Donald Trump's "Proof" Of Obama Wiretapping Is A Flimsy Distraction From The Real Issues
By now, you've probably seen or read the tweets: On Saturday, President Donald Trump tweeted allegations that the Obama administration set up wiretaps in Trump Tower ahead of the 2016 election between Trump and Hillary Clinton. An Obama spokesperson called the allegations "simply false." Since the allegations went public, Trump's tweets have begged the question of evidence — but it seems that Trump's evidence of the Obama wiretapping incident is flimsy, at best.
Trump's tweets did not point to any evidence. On Sunday, a statement from the White House called for a congressional investigation into the Obama administration's alleged surveillance activities. The statement, among other things, did point to some sort of "proof." The Washington Post has perhaps the best explanation of the Trump administration's evidence, and it goes like this:
According to the Post's Fact Checker team, the White House pointed to various news articles, including reports from the BBC, Heat St., The New York Times, and Fox News. Together, the articles seem to indicate that the Obama administration allegedly submitted two requests to the Foreign Intelligence Surveillance Act Court (FISA) to monitor communications from two Russian banks. These banks may or may not have had connections to Trump, but, according to the BBC, the requests did not name Trump or his associates.
However, the Post also noted that The Guardian, a source not identified by the White House, had not been able to confirm both FISA requests. The Post itself was not able to confirm the FISA requests. To put it simply, the White House has called for an investigation, and Trump has made serious allegations, based on flimsy reports that could be true, but remain very much unconfirmed. Even if the Obama administration made the surveillance requests that Trump believes they did, the administration may not have named Trump or his company in its request. Finally, it's not clear that the surveillance that Trump alleged ever took place.

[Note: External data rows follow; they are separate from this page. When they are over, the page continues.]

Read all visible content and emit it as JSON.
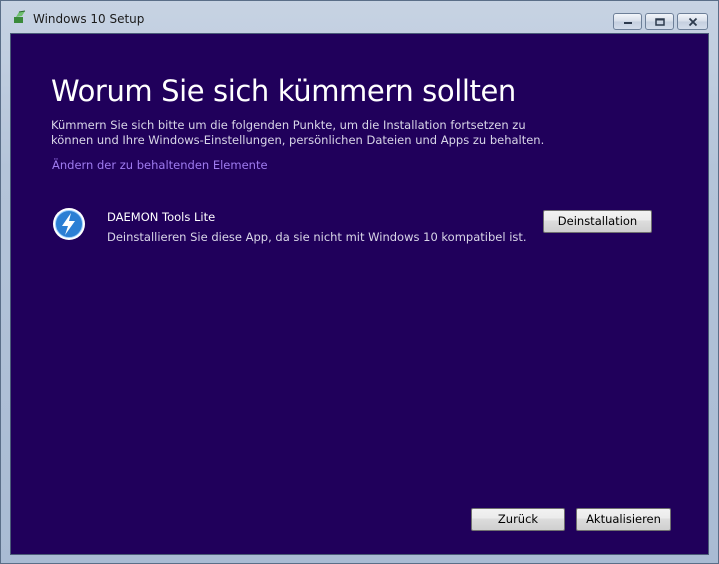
{
  "window": {
    "title": "Windows 10 Setup",
    "title_icon": "setup-icon",
    "controls": {
      "minimize": "minimize-icon",
      "maximize": "maximize-icon",
      "close": "close-icon"
    }
  },
  "main": {
    "heading": "Worum Sie sich kümmern sollten",
    "subtitle": "Kümmern Sie sich bitte um die folgenden Punkte, um die Installation fortsetzen zu können und Ihre Windows-Einstellungen, persönlichen Dateien und Apps zu behalten.",
    "change_link": "Ändern der zu behaltenden Elemente",
    "items": [
      {
        "name": "DAEMON Tools Lite",
        "description": "Deinstallieren Sie diese App, da sie nicht mit Windows 10 kompatibel ist.",
        "icon": "daemon-tools-icon",
        "action_label": "Deinstallation"
      }
    ]
  },
  "footer": {
    "back_label": "Zurück",
    "update_label": "Aktualisieren"
  },
  "colors": {
    "background": "#20005b",
    "link": "#9f7bf0",
    "text": "#ffffff"
  }
}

You could give the Trump administration the benefit of the doubt: If the facts are unclear, why not call for an investigation to make them clearer? Alternatively, you could also hold Trump accountable for his tweets: Why make such massive, potentially damaging allegations about your predecessor without supplying any firm evidence to back them up? After all, it's hard to ignore the irony of the Trump administration using reports from the mainstream media — including the "failing" New York Times, as he says — to support his claims.
For the matter of the alleged Obama administration wiretaps, the Trump administration's calls for an investigation seem to be a cop-out. In his statement on Sunday, Press Secretary Sean Spicer said that he and other administration officials would not comment on the allegations again until an investigation was complete. In other words, Trump and his spokespeople are off the hook for explaining Saturday's tweets.
For its part, the Obama administration has denied the surveillance allegations. It's unclear if the Trump administration will get its investigation, but with a Republican-controlled Congress that has already been considering an investigation into Russia's role in the 2016 election, it seems possible. Ultimately, plenty of things remain unclear after Trump's tweet-storm on Saturday, while attention has been diverted from a number of other important issues, like Trump's controversial executive orders and his joint-session promises with regard to immigration and healthcare.